Seiring dengan meningkatnya fokus pada kesehatan mental di dunia kerja, banyak organisasi kini mulai melihat psychological wellbeing sebagai faktor penting dalam strategi pengelolaan sumber daya manusia (SDM). Bukti empiris menunjukkan bahwa tingkat wellbeing yang tinggi pada karyawan akan membuatnya cenderung lebih produktif, lebih puas dengan pekerjaanya, dan lebih sedikit mengalami burnout (Demerouti et al., 2019). Ini menyoroti perlunya pendekatan yang lebih holistik dalam merancang lingkungan kerja yang mendukung kesejahteraan psikologis, termasuk fleksibilitas kerja, dukungan sosial, dan pengembangan keterampilan emosional (Bakker & Costa, 2014).
Namun, meskipun penting, banyak organisasi masih menghadapi tantangan dalam mengintegrasikan psychological wellbeing ke dalam budaya kerja mereka.
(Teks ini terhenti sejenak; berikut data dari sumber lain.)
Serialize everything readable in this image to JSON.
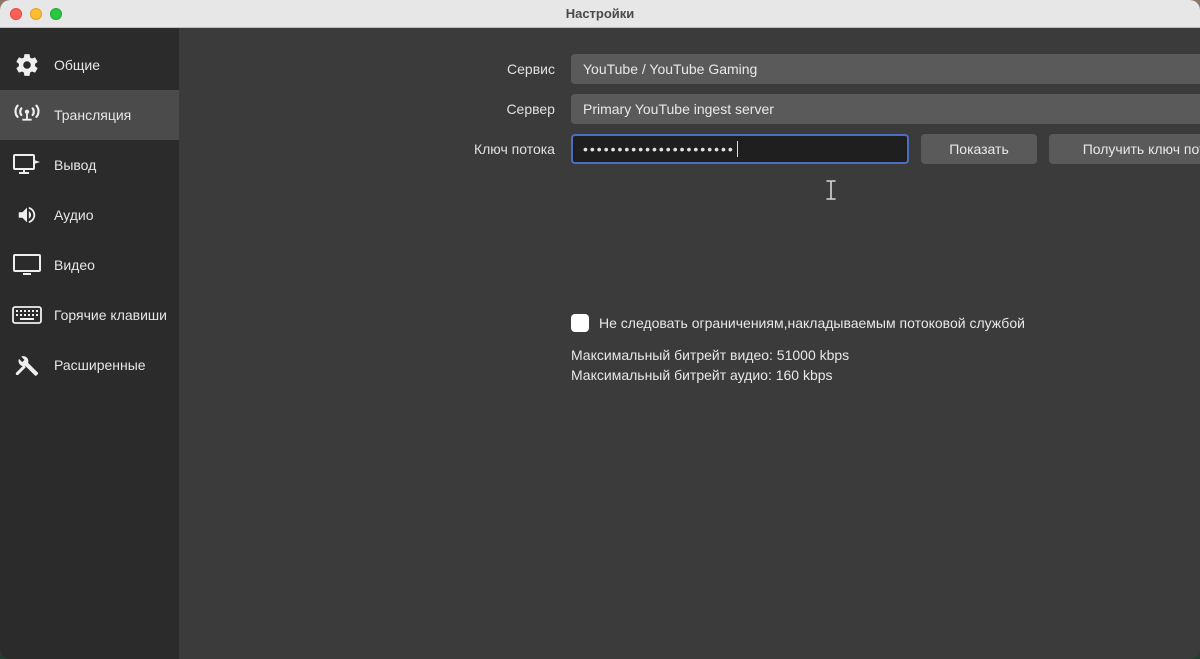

Faktor seperti kurangnya pemahaman, sumber daya yang terbatas, dan fokus pada target bisnis jangka pendek sering kali menghalangi upaya ini (Cameron & Spreitzer, 2011). Oleh karena itu, memahami peran psychological wellbeing dalam mengurangi burnout dan meningkatkan produktivitas menjadi hal penting guna menciptakan tempat kerja yang lebih sehat dan berkelanjutan.
MEMAHAMI BURNOUT DALAM DUNIA KERJA MODERN
Burnout adalah salah satu masalah psikologis yang paling umum dialami oleh karyawan di seluruh dunia. Menurut Organisasi Kesehatan Dunia (WHO), burnout didefinisikan sebagai sindrom yang diakibatkan oleh stres kronis di tempat kerja yang tidak berhasil dikelola, dan ditandai dengan tiga gejala utama: kelelahan emosional (emotional exhaustion), depersonalisasi atau sinisme terhadap pekerjaan (depersonalization), dan penurunan pencapaian pribadi (reduced personal accomplishment) (World Health Organization, 2019). Kelelahan emosional menggambarkan perasaan lelah secara fisik dan mental yang berkepanjangan akibat tekanan pekerjaan yang berlebihan. Depersonalisasi, di sisi lain, merujuk pada sikap negatif, sinis, atau terlepas secara emosional dari pekerjaan, sementara penurunan pencapaian pribadi mencerminkan kurangnya prestasi dalam pekerjaan dan perasaan tidak kompeten (Maslach & Leiter, 2016).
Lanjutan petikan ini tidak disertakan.